More people are being used today than most of us like to think. In 2017 - not in some dystopian 2055 or antebellum 1860 - slavery is alive and well. Slavery, in its modern form of human trafficking. Not far from you, vulnerable people with no safety net are being snatched up and threatened or coerced into engaging in commercial sex acts or labor for no pay. A recent estimate from the International Labor Organization counts 21 million victims of human trafficking worldwide.

The Human Trafficking Institute is one of many organizations now working to fix this human rights issue. Their plan is to beef up the law enforcement capacity in the developing world, where the global poor are currently unprotected. I’ve had the privilege of working for them these past few months, creating website and social media content to build their online presence. Our #InContext series is a blog featuring quotes from heroes of justice movements and the lessons we can learn from their stories. I’m especially proud of this post on my favorite MLK quote: “The arc of the moral universe is long, but it bends toward justice.”

This book can be a small part of raising awareness of the trafficking issue, and hopefully a part of funding a solution.

I’ve come to realize that Thomas’s experience might resonate with a variety of disadvantaged social groups. He comes from a black family. His body has been literally stripped away and stolen from him. He is an orphan adopted into a less-than-ideal single-parent [mad scientist] home [lab], locked in the dim basement. A physically and emotionally stunted child, he is confused about his race, his sex, his gender, his humanity. His agency has been taken. He is not heard. He wonders where he belongs.
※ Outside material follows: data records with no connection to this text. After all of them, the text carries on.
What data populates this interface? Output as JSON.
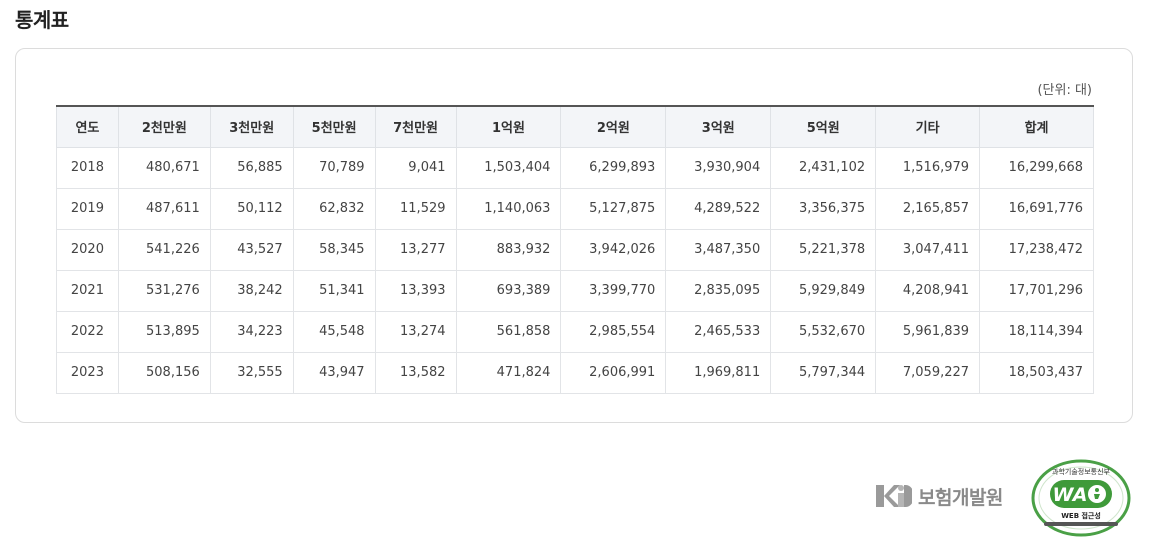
{
  "page_title": "통계표",
  "unit_label": "(단위: 대)",
  "table": {
    "headers": [
      "연도",
      "2천만원",
      "3천만원",
      "5천만원",
      "7천만원",
      "1억원",
      "2억원",
      "3억원",
      "5억원",
      "기타",
      "합계"
    ],
    "rows": [
      [
        "2018",
        "480,671",
        "56,885",
        "70,789",
        "9,041",
        "1,503,404",
        "6,299,893",
        "3,930,904",
        "2,431,102",
        "1,516,979",
        "16,299,668"
      ],
      [
        "2019",
        "487,611",
        "50,112",
        "62,832",
        "11,529",
        "1,140,063",
        "5,127,875",
        "4,289,522",
        "3,356,375",
        "2,165,857",
        "16,691,776"
      ],
      [
        "2020",
        "541,226",
        "43,527",
        "58,345",
        "13,277",
        "883,932",
        "3,942,026",
        "3,487,350",
        "5,221,378",
        "3,047,411",
        "17,238,472"
      ],
      [
        "2021",
        "531,276",
        "38,242",
        "51,341",
        "13,393",
        "693,389",
        "3,399,770",
        "2,835,095",
        "5,929,849",
        "4,208,941",
        "17,701,296"
      ],
      [
        "2022",
        "513,895",
        "34,223",
        "45,548",
        "13,274",
        "561,858",
        "2,985,554",
        "2,465,533",
        "5,532,670",
        "5,961,839",
        "18,114,394"
      ],
      [
        "2023",
        "508,156",
        "32,555",
        "43,947",
        "13,582",
        "471,824",
        "2,606,991",
        "1,969,811",
        "5,797,344",
        "7,059,227",
        "18,503,437"
      ]
    ]
  },
  "footer": {
    "org_logo_icon": "kidi-logo-icon",
    "org_name": "보험개발원",
    "badge_icon": "wa-certification-icon",
    "badge_top_text": "과학기술정보통신부",
    "badge_mark_text": "WA",
    "badge_bottom_text": "WEB 접근성"
  },
  "colors": {
    "header_bg": "#f3f5f8",
    "header_top_border": "#555555",
    "badge_green": "#3f9a3a",
    "logo_gray": "#8a8a8a"
  }
}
Because of this I’ll probably be shouting out to other relevant causes and nonprofits throughout the crowdfunding campaign. Stay tuned.

THE BACKGROUND:

I’ve already drafted a version of this story. I graduated from Princeton in 2016 with a creative writing minor, and for my senior thesis (one of two, ugh) I wrote a novella called The Experiment Himself. I have to thank my advisors Fiona Maazel and Alex Chee for their guidance on the project, and I have to thank my grader A.M. Homes for her glowing review of the story, which is probably the greatest thing that’s ever happened to me. Friends who read the draft have positive things to say. Also, my Dad swears he likes it for reasons other than sharing half of his DNA with the author.

So I already have some proof of concept. But due to time constraints, the 35,000-word novella is nothing compared to the full-length novel that the premise deserves. I’m in the process of rewriting a lot of what I’ve already written, as well as adding themes, characters, and formal play that I couldn’t squeeze in the first time. Not to mention doing all sorts of research that I didn’t bother with last year but will give the finished product a stronger sense of authenticity. This 2050’s urban setting is meant to come to life, and blow your mind. Whether I fully do my ambitions justice will be for you to decide. But I promise to bring you an entertaining, thought-provoking, memorable debut novel.

Thanks for checking this out, and I hope you will drop by again.